Dans un billet sur Facebook [anglais] à lire absolument, la Syrienne Hiba Diewati médite sur la situation dans son pays au troisième anniversaire de la révolution syrienne.
Elle évoque les premiers temps, et les quatre jours qu'elle a elle-même passés en prison pour avoir manifesté contre le régime :
Comme j'aurais aimé partager quelque chose d'insouciant aujourd'hui. Il y a deux ans nous sortions sous le soleil damascène et je me réchauffais dans mon sweat San Francisco ; j'ai alors réalisé comme ces quelques jours à l'ombre avaient été froids.
Il y a deux ans, nous pensions qu'une peine de quatre jours de prison était presqu'une fête. Et cela valait la peine car tout serait bientôt fini, la révolution serait victorieuse, et nous pourrions arrêter cette double vie et tourner la page pour travailler tous ensemble à bâtir et embellir la Syrie de nos rêves : démocratie, égalité, paix au lieu des menaces constantes, et liberté.
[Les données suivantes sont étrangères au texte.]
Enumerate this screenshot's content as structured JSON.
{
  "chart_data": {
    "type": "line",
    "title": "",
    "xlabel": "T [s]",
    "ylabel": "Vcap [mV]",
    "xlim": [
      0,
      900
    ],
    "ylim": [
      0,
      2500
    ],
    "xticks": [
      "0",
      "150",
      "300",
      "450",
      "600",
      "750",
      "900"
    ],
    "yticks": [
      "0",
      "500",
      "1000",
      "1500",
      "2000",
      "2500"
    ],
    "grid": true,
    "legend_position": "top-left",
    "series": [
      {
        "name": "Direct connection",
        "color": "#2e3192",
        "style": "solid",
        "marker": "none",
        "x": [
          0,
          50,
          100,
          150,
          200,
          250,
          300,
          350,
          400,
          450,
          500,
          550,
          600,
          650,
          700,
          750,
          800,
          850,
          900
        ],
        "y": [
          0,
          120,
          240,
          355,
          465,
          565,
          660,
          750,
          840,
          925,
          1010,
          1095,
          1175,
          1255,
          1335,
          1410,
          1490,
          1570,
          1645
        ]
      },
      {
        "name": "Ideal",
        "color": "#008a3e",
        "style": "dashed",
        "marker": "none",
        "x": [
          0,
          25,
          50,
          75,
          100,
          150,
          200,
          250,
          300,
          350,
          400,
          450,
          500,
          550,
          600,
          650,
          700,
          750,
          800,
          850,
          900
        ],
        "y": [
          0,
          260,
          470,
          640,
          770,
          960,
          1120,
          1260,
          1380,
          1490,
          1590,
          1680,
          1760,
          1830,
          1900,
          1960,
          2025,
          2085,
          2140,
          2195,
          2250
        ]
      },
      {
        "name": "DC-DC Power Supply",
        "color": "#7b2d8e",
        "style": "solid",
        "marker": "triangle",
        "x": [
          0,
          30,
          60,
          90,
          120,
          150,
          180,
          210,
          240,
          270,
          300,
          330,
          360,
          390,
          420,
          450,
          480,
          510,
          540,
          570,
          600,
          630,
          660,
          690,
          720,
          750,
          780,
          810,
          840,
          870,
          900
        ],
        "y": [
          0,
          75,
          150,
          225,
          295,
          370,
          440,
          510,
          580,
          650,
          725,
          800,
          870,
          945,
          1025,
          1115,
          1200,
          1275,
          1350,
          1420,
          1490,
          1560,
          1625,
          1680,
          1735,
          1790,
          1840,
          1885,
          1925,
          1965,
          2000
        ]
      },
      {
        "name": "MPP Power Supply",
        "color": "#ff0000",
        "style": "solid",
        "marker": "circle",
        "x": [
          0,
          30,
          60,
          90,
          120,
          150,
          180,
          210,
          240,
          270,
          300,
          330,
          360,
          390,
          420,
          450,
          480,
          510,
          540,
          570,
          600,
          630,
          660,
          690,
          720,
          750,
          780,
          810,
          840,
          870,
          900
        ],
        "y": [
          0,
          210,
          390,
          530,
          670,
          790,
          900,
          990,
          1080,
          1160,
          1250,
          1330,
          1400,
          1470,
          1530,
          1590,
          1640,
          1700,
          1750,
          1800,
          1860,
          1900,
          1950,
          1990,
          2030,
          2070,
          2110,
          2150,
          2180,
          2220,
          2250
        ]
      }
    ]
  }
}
Il y a deux ans, j'étais entourée d'amis, qu'on a expulsés en si grand nombre du tribunal en leur enjoignant d'attendre dehors. Dans les embrassades et rires après notre libération, l'un deux m'a dit en plaisantant, “Heureusement, la révolution est presque terminée et je n'ai toujours pas été arrêté ; c'est pas juste !”
Hiba poursuit :
Deux ans après, un des cinq jeunes avec qui j'avais été prise à cause de la manifestation pacifique est à de nouveau manquant. Il est étudiant en médecine, médecin de terrain, et est détenu dans d'affreuses conditions depuis près d'un an.
Les amis qui attendaient devant le tribunal rue Al-Nasr, ou rue “de la Victoire”, sont maintenant dispersés à travers le monde. Certains sont en Amérique, d'autres à Berlin, Istanbul, en Irak, à Beyrouth et Amman, et j'en passe. D'autres sont restés à Damas. Ou encore sont dans les zones “libérées”.
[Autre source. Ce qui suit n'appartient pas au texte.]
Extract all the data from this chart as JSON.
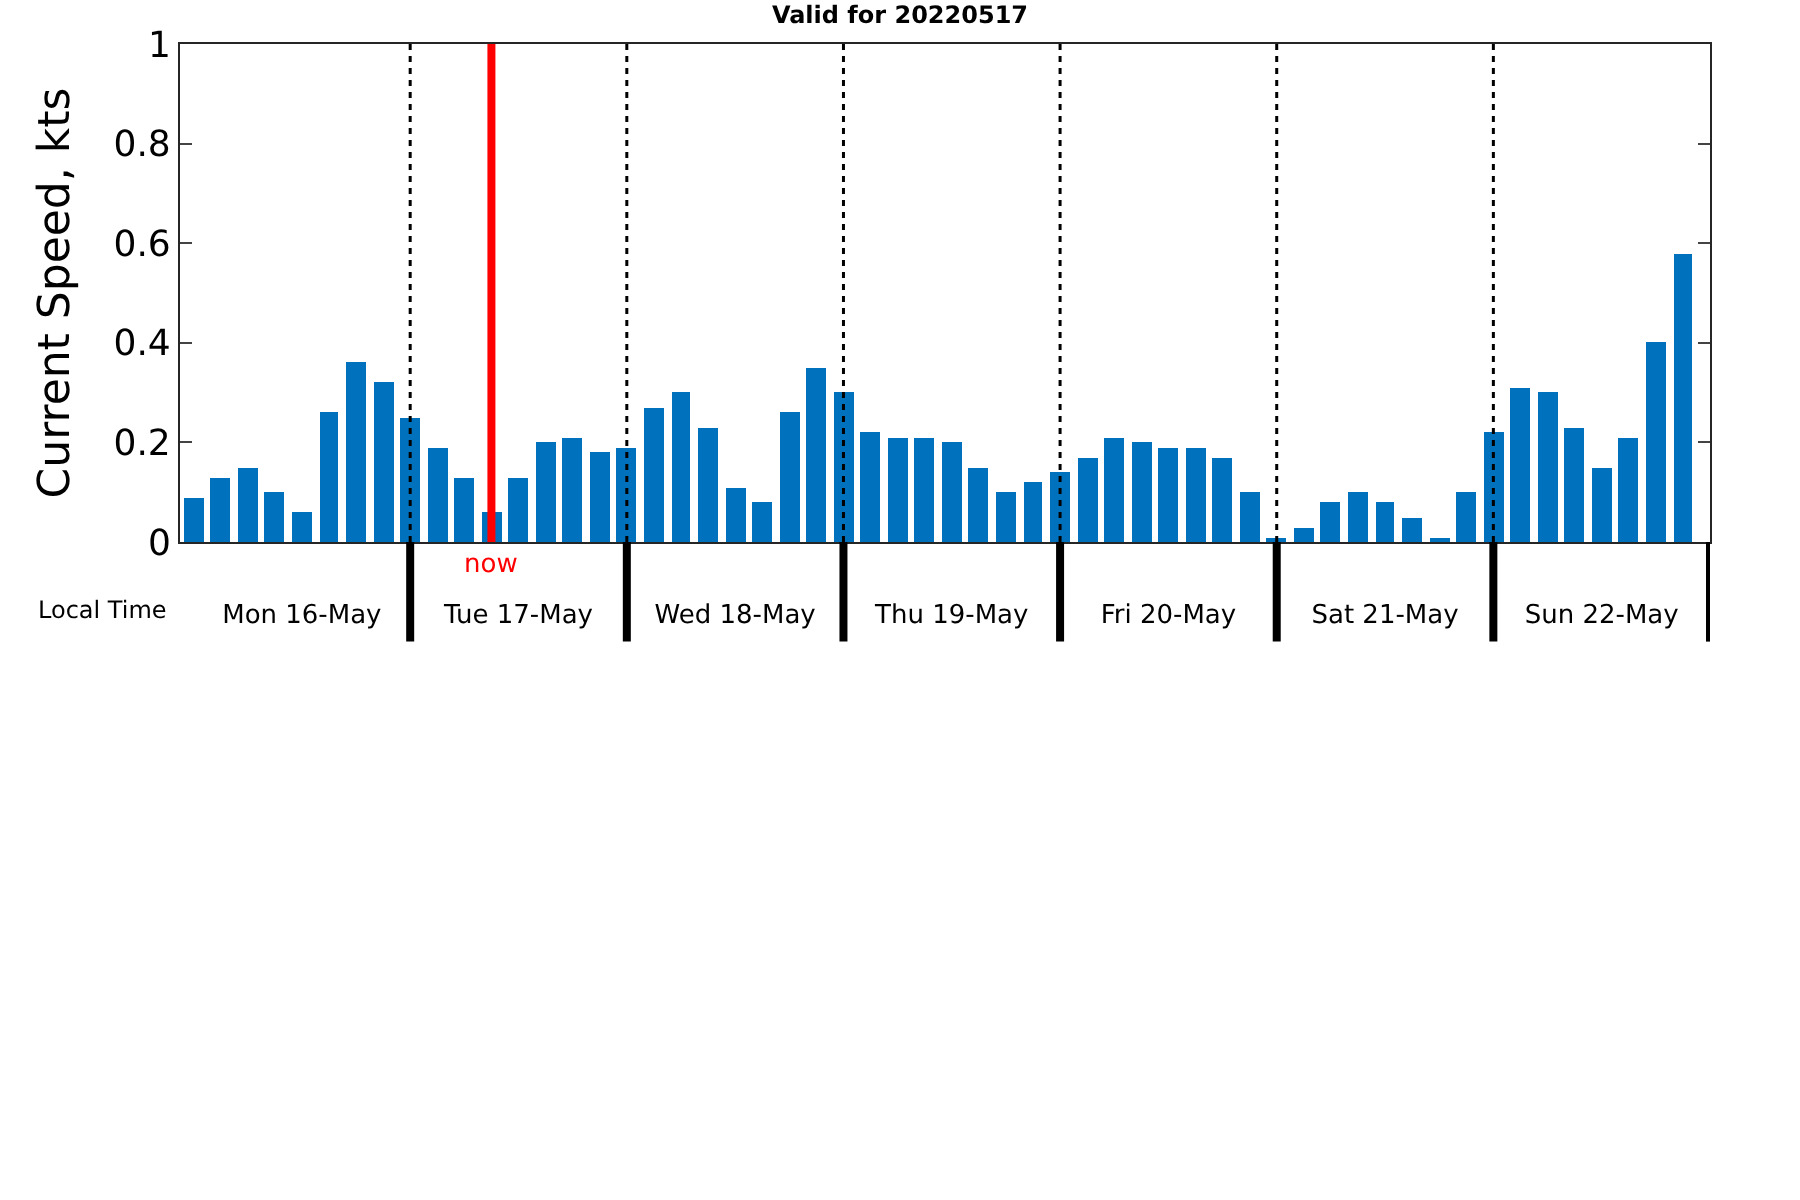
{
  "chart_data": {
    "type": "bar",
    "title": "Valid for 20220517",
    "ylabel": "Current Speed, kts",
    "annotations": [
      "Local Time"
    ],
    "x": [
      "2022-05-16T00:00",
      "2022-05-16T03:00",
      "2022-05-16T06:00",
      "2022-05-16T09:00",
      "2022-05-16T12:00",
      "2022-05-16T15:00",
      "2022-05-16T18:00",
      "2022-05-16T21:00",
      "2022-05-17T00:00",
      "2022-05-17T03:00",
      "2022-05-17T06:00",
      "2022-05-17T09:00",
      "2022-05-17T12:00",
      "2022-05-17T15:00",
      "2022-05-17T18:00",
      "2022-05-17T21:00",
      "2022-05-18T00:00",
      "2022-05-18T03:00",
      "2022-05-18T06:00",
      "2022-05-18T09:00",
      "2022-05-18T12:00",
      "2022-05-18T15:00",
      "2022-05-18T18:00",
      "2022-05-18T21:00",
      "2022-05-19T00:00",
      "2022-05-19T03:00",
      "2022-05-19T06:00",
      "2022-05-19T09:00",
      "2022-05-19T12:00",
      "2022-05-19T15:00",
      "2022-05-19T18:00",
      "2022-05-19T21:00",
      "2022-05-20T00:00",
      "2022-05-20T03:00",
      "2022-05-20T06:00",
      "2022-05-20T09:00",
      "2022-05-20T12:00",
      "2022-05-20T15:00",
      "2022-05-20T18:00",
      "2022-05-20T21:00",
      "2022-05-21T00:00",
      "2022-05-21T03:00",
      "2022-05-21T06:00",
      "2022-05-21T09:00",
      "2022-05-21T12:00",
      "2022-05-21T15:00",
      "2022-05-21T18:00",
      "2022-05-21T21:00",
      "2022-05-22T00:00",
      "2022-05-22T03:00",
      "2022-05-22T06:00",
      "2022-05-22T09:00",
      "2022-05-22T12:00",
      "2022-05-22T15:00",
      "2022-05-22T18:00",
      "2022-05-22T21:00"
    ],
    "series": [
      {
        "color": "#0072bd",
        "values": [
          0.09,
          0.13,
          0.15,
          0.1,
          0.06,
          0.26,
          0.36,
          0.32,
          0.25,
          0.19,
          0.13,
          0.06,
          0.13,
          0.2,
          0.21,
          0.18,
          0.19,
          0.27,
          0.3,
          0.23,
          0.11,
          0.08,
          0.26,
          0.35,
          0.3,
          0.22,
          0.21,
          0.21,
          0.2,
          0.15,
          0.1,
          0.12,
          0.14,
          0.17,
          0.21,
          0.2,
          0.19,
          0.19,
          0.17,
          0.1,
          0.01,
          0.03,
          0.08,
          0.1,
          0.08,
          0.05,
          0.01,
          0.1,
          0.22,
          0.31,
          0.3,
          0.23,
          0.15,
          0.21,
          0.4,
          0.58
        ]
      }
    ],
    "xlim": [
      "2022-05-15T22:30",
      "2022-05-23T00:00"
    ],
    "xticks": [
      {
        "value": "2022-05-16T12:00",
        "label": "Mon 16-May"
      },
      {
        "value": "2022-05-17T00:00",
        "label": null
      },
      {
        "value": "2022-05-17T12:00",
        "label": "Tue 17-May"
      },
      {
        "value": "2022-05-18T00:00",
        "label": null
      },
      {
        "value": "2022-05-18T12:00",
        "label": "Wed 18-May"
      },
      {
        "value": "2022-05-19T00:00",
        "label": null
      },
      {
        "value": "2022-05-19T12:00",
        "label": "Thu 19-May"
      },
      {
        "value": "2022-05-20T00:00",
        "label": null
      },
      {
        "value": "2022-05-20T12:00",
        "label": "Fri 20-May"
      },
      {
        "value": "2022-05-21T00:00",
        "label": null
      },
      {
        "value": "2022-05-21T12:00",
        "label": "Sat 21-May"
      },
      {
        "value": "2022-05-22T00:00",
        "label": null
      },
      {
        "value": "2022-05-22T12:00",
        "label": "Sun 22-May"
      },
      {
        "value": "2022-05-23T00:00",
        "label": null
      }
    ],
    "ylim": [
      0,
      1
    ],
    "yticks": [
      0,
      0.2,
      0.4,
      0.6,
      0.8,
      1
    ],
    "ref_lines": [
      {
        "axis": "x",
        "value": "2022-05-17T00:00",
        "color": "#000000",
        "line_style": "dotted"
      },
      {
        "axis": "x",
        "value": "2022-05-18T00:00",
        "color": "#000000",
        "line_style": "dotted"
      },
      {
        "axis": "x",
        "value": "2022-05-19T00:00",
        "color": "#000000",
        "line_style": "dotted"
      },
      {
        "axis": "x",
        "value": "2022-05-20T00:00",
        "color": "#000000",
        "line_style": "dotted"
      },
      {
        "axis": "x",
        "value": "2022-05-21T00:00",
        "color": "#000000",
        "line_style": "dotted"
      },
      {
        "axis": "x",
        "value": "2022-05-22T00:00",
        "color": "#000000",
        "line_style": "dotted"
      },
      {
        "axis": "x",
        "value": "2022-05-17T09:00",
        "label": "now",
        "color": "#ff0000",
        "line_style": "solid"
      }
    ]
  }
}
Dans son texte, elle décrit la situation en Syrie aujourd'hui :
Deux ans plus tard, les enfants dans le sud de Damas, assiégés et affamés, mangent les miettes ramassées dans la rue. Alep, ou ce qu'il en reste, tombe en ruines sous les bombardements aux barils de TNT. Le beau village de Kessab est bombardé par Assad, malgré tous les panneaux d'avertissement. Les obus de mortier tombent sur le centre de Damas, probablement [tirés] par des rebelles qui ne savent pas ce qu'ils font. Une douzaine de prisonniers au moins meurent chaque jour sous la torture. Zehran Alloush du maudit “Front Islamique” appelle au nettoyage ethnique de la côte. Les militants de la société civile sont détenus et massacrés par l'EIIL. Les Syriens atteignent des sommets d'expression artistique et de nombre de réfugiés. Les journalistes volent en avions de chasse. Les combattants sont partout et la nourriture nulle part.
Et d'ajouter :
Il y a deux ans, jamais nous n'aurions cru que tout s'effondrerait. Il y a deux ans jamais nous n'aurions imaginé cette épidémie de haine et de mort.
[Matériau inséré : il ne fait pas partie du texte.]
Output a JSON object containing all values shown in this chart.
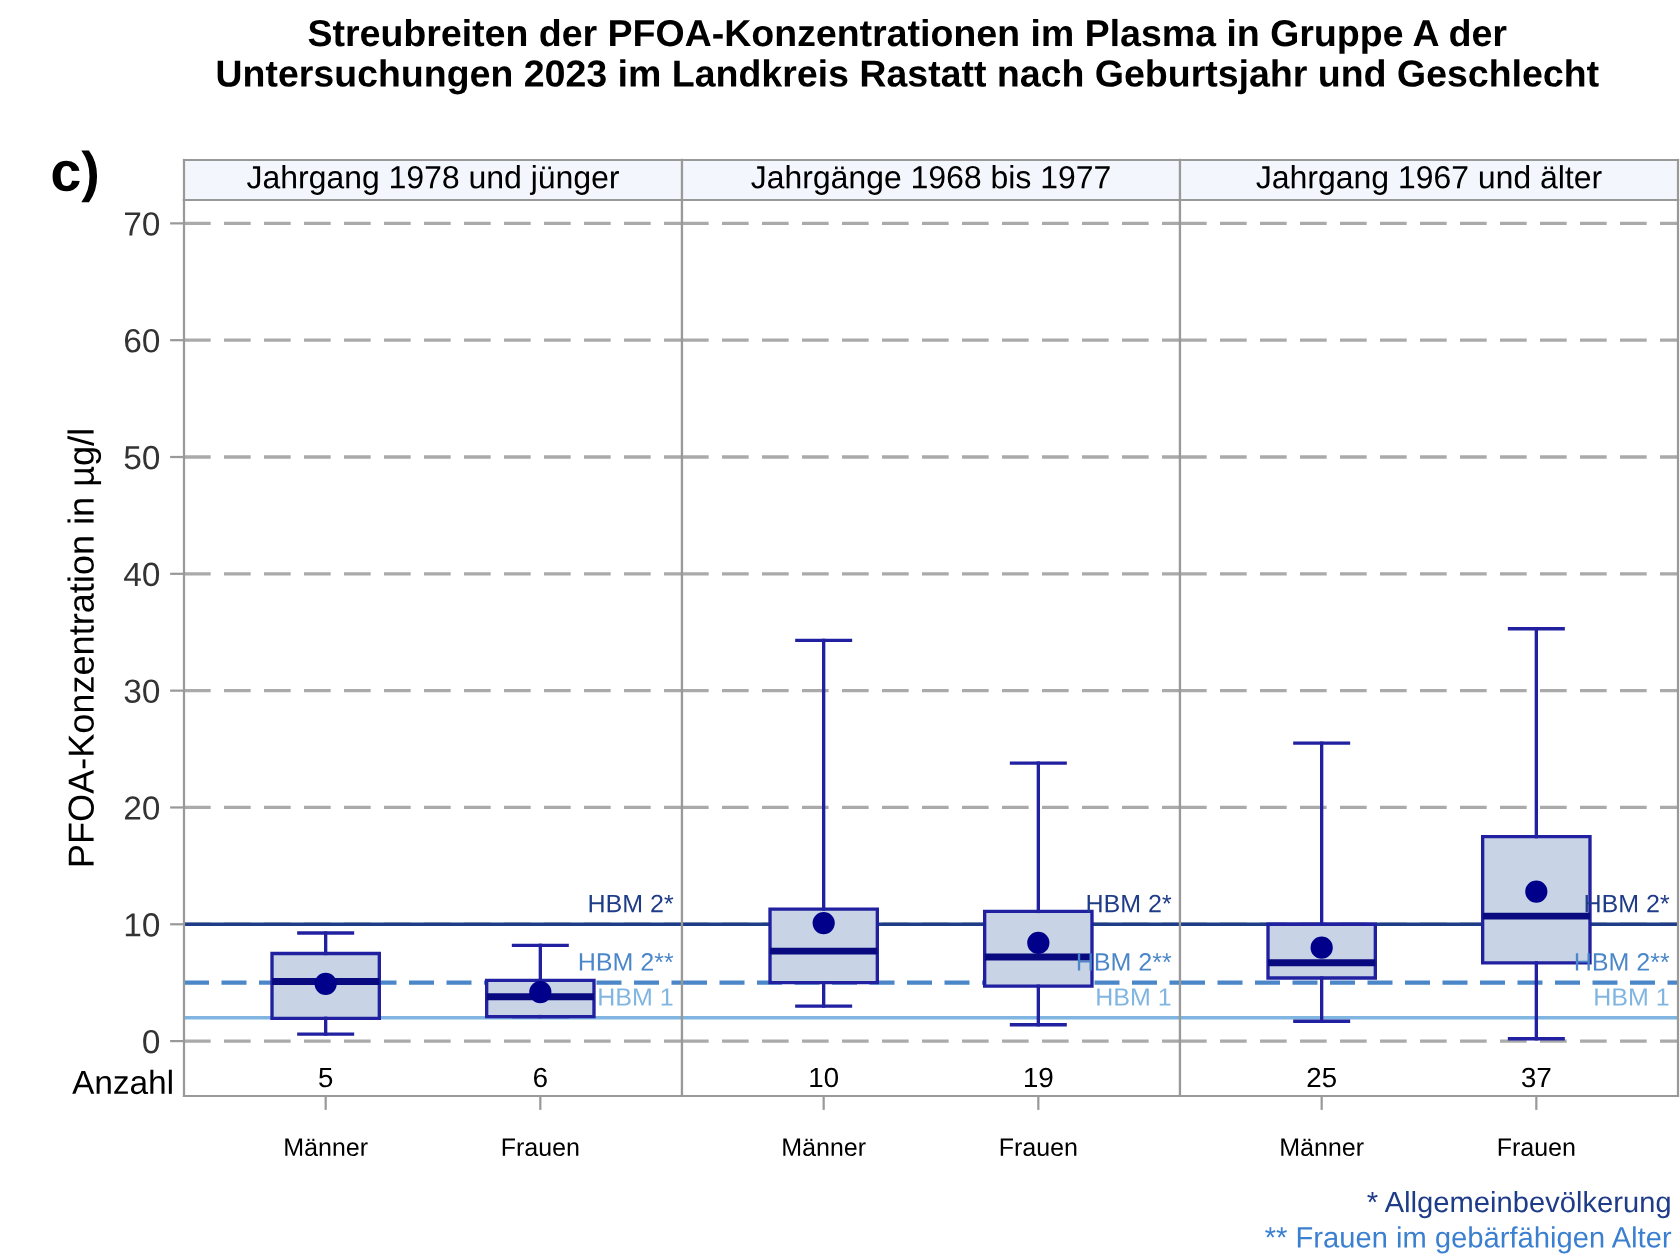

Il y a deux ans, un ami palestinien se tenait devant l'Université de Damas et faisait part de ses prédictions sur les événements. Il respirait l'autorité, avec son keffieh noir et blanc, la veste en cuir, les cigarettes à la chaîne, et la tête pleine de Marx, d'histoire et de politique.
“L'aviation américaine va intervenir et nous bombarder plusieurs fois ici à Damas. Rien à voir avec ce que le régime fait en ce moment avec Homs, mais ça fera mal, après tout nous sommes la capitale. Il y aura des dommages collatéraux, mêmes nous peut-être [serons victimes], mais Assad s'en ira et nous pourrons nous mettre à réparer les dégâts.”
Pour conclure :
Deux ans après, nous avons tout faux.